Logika keren ditampilkan petinggi partai politik dan pejabat tinggi negara. Mereka sedang mematut diri menjelang gelaran pemilu. Bak gadis sedang akan ada pesta panen. Persiapan mereka matang dan serius, demi menarik hati para jejaka tangguh. Konsep panen berarti adanya petani yang muda, giat, liat, dan tangguh. Konsep ini tentu berbeda. Para "gadis" politik ini bukan bergincu, luluran, ataupun mandi bersih di kali sambil ngegosip siapa incaran siapa.
Apa yang dilakukan para perawan politik ini dengan kekinian mengandalkan ucapan, ujaran, dan pola pikir tentunya. Mendekati dan menjelang pemilu, mulai bersolek dan menampilkan yang terbaik. Jika gadis malu berbopeng, maka akan ditutupi dengan daya upaya agar samar atau hilang sama sekali. Pun jika ada yang belang akan diupayakan agar samar atau bahkan merata.
Presiden keenam ini menyatakan, Bersyukur bahwa kader Demokrat kini berkurang menjadi pelaku korup.Sebagai seorang presiden emiritus, petinggi partai politik dengan nama besar Demokrat, tentu tidak patut berbicara demikian. Benar bahwa kadernya tidak banyak lagi yang tersangkut kasus korupsi. Namun jangan lupa, partai apa yang emegang tampuk kekuasaan saat ini? Demokrat tidak sedang memiliki akses leluasa untuk bisa melakukan korupsi, ya sangat wajar tidak tertangkap.

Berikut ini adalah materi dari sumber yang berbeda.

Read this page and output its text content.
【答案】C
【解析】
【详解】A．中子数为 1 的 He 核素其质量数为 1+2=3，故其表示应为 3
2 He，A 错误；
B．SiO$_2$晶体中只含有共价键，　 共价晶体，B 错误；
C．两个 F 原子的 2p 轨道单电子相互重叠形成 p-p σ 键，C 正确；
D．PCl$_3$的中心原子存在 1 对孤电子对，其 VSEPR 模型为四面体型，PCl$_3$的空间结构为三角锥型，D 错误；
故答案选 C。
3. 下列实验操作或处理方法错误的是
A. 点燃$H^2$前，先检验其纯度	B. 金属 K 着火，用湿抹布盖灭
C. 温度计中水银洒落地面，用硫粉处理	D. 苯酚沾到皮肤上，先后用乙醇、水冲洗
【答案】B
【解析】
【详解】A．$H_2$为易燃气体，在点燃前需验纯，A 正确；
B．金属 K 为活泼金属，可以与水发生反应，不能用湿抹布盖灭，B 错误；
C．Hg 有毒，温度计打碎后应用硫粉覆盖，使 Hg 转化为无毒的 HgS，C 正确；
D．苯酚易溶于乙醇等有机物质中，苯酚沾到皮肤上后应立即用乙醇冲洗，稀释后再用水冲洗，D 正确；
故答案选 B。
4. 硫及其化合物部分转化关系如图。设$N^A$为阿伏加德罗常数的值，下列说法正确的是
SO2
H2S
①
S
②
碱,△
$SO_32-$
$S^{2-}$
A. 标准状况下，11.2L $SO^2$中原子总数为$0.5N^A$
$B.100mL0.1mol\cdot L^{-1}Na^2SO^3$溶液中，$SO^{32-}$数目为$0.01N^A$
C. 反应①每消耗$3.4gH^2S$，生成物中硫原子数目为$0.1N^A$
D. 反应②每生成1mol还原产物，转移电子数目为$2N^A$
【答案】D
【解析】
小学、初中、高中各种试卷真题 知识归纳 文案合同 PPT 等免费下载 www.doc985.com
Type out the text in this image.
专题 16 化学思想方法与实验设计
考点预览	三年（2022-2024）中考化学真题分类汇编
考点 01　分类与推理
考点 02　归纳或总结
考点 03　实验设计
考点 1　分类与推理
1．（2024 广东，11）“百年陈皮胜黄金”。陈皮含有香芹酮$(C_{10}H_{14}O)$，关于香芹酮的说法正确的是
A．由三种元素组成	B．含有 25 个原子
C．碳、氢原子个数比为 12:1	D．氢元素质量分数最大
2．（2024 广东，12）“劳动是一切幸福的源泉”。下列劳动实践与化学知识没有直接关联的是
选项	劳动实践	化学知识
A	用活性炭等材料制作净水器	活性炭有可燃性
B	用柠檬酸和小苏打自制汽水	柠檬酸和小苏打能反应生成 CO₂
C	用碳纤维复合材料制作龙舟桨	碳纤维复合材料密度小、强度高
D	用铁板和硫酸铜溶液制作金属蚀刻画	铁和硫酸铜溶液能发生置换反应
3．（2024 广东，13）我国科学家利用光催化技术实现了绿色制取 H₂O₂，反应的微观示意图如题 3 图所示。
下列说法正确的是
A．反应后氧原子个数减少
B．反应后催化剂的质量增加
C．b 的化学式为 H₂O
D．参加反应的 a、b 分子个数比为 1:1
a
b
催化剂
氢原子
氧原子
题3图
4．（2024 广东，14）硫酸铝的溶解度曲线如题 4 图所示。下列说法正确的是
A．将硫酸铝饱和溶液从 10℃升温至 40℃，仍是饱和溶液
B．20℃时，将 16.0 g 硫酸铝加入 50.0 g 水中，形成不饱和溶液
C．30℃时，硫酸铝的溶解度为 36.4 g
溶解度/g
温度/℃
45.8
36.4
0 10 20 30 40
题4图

Apakah ya patut jika level Pak Beye menyatakan hal tersebut, di tengah banyaknya OTT, baik profesional seperti BPN Semarang, PN Tangerang, atau calon gubernur dengan anaknya yang walikota, hingga pernyataan potensial 90% calon pimda akan bisa menjadi tersangka? Ini keprihatinan bangsa bukan keprihatinan Demokrat saja.
Berbeda tentu jika Pak Beye mengatakan itu ketika masih aktif sebagai presiden dan bisa sukses menekan angka korupsi. Toh korupsi juga bukan sekali jadi, proses panjang pembiaran dan kondisi yang tercipta. Korupsi perlu waktu lama, bukan sesaat akan menjadi marak seperti ini.
Hal senada, ujaran politis yang tidak kalah cerdas dan kerennya dari ketua DPR yang baru. Ide untuk memilih gubernur oleh DPRD karena banyaknya pejabat yang tersangkut korupsi. Beberapa hal yang patut dilihat.
Politik beaya tinggi menjadi murah memang jika menggunakan pemilihan dewan. karena membayar massa menjadi membayar dewan yang tidak seberapa. Tuduhan keji? Jelaslah, siapa yang percaya model membeli suara ini dengan serta merta teratasi? Tanpa mengubah sikap mental dengan serta merta mengubah sistem ya akan sama saja.
Selama ini pejabat ditangkapi KPK pun polisi dan kejaksaan karena memang mereka tidak bisa bekerja. Membeli prestasi dengan uang mereka, yang diambil dari dana negara. Artinya ini sikap mental yang rakus, tamak, dan malas. Ini dulu yang diubah, bukan menguah sistem yang ada. Dan jaminan untuk adanya perubahan pun minim.
Kualitas dewan, maaf dengan segala kerendahan hati pun masih sama saja. Bagaimana mereka menjadi anggota dewan dengan membeli suara. Artinya apa? Mereka akan  kembali untuk mencari uang yang dipakai untuk duduk di dewan. Memilih gubernur atau bupati  artinya sama saja akan mendapatkan cara yang sama. Uang juga yang bicara.
Pun yunior yang bernama Tommy Soeharto juga memiliki ide dan kreatifitas senada. Gubernur dipilih presiden. Bisa sih, kalau berbicara gubernur sebagai kepanjangan tangan pemerintah pusat di daerah, menjadi koordinator dari beberapa bupati/walikota yang memilki otonomi daerah. Dalam konteks ini masih bisa diterima nalar dan logika demokrasinya.
Jika masih seperti yang sekarang, hal tersebut tentu tidak bisa serta merta demikian. mengapa? Kembali soal politik uang, partai politik akan ngamuk dan ngomel karena dugaan aliran dana malah ke presiden bukan ke parpol seperti selama ini. Susah jika sistemnya masih seperti ini. hanya memindahkan masalah saja tanpa menyelesaikan masalah.